There are three different types of probes in Kubernetes, which provide different kinds of feedback from the application. Thus, they serve different use cases.
The liveness probe determines whether a container is running properly or not. It periodically checks the state of the container and restarts it if it is unresponsive or in a faulty state. This ensures that the application continues to run even if it may have crashed or encountered a temporary error.
The readiness probe checks if a container has completed its initialization and is ready to serve requests. By doing so, it enables Kubernetes to ensure that only healthy containers receive traffic.
Startup probes determine whether a container has started successfully and is ready to handle requests. In contrast to the liveness probe, it only runs during the startup phase of a container, where the liveness probe is not active yet.
Let us assume that you have got a legacy Java application (built as a rather huge monolith), which has been containerized into a single container for you, in order to migrate it into the cloud (which is using Kubernetes). Your task is to provide this application as a service within your regional branch of the organisation. As you are somehow responsible for the service now, you want to ensure high user satisfaction and thus care about availability. Based on the sections above, you certainly know how to approach the problem.
First, the containerized application has to be transformed into a deployment which is exposed by a service. As a bigger monolithic Java application might not start instantly, a startup probe is added to the Java application container in order to get feedback about the application startup process. Furthermore, you want to add a readiness probe so that the service can distribute traffic accordingly to application instances which are ready to process it. Lasty, you definitely want a liveness probe, too, in order to continuously validate the state of your application. Yes, you most likely want all three types of probes in this case.

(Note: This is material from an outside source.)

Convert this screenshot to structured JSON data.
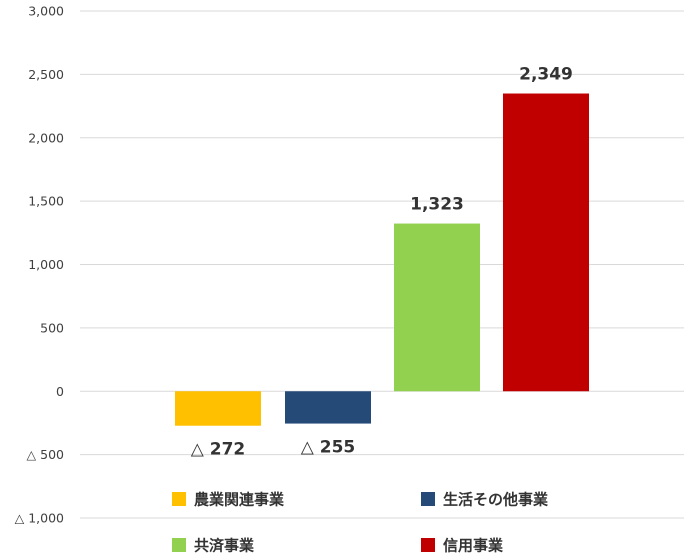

As you experience more and more usage of your service, you scale up the replications of your application using the replication count of the deployment. However, in order to keep costs lower, you think about applying autoscaling, which you have read about in another blog post. Luckily, Kubernetes autoscaling can utilise the existing probes to determine the scaling behaviour of the application. At this point, we definitely left the scope of this blog article. But as I mentioned in the beginning, availability is more than just probes.
The concept of probes within Kubernetes provides us with a comfortable way to gain feedback from applications which allows us to tackle basic availability issues. While I did not comment on technical details on how probes communicate with the application (commands, HTTP, TCP, or gRPC), by now you should have understood the overall concept and importance of probes and be able to start using them to achieve higher availability. Certainly there will be additional technical challenges in order to provide the endpoints used by the probes within your application. These, however, highly depend on the application and may even not be required to be handled by yourself. And if you are confronted with them, there is no lack of documentation. Therefore, I encourage you to start using kubernetes probes to tackle basic availability issues in order to increase user satisfaction.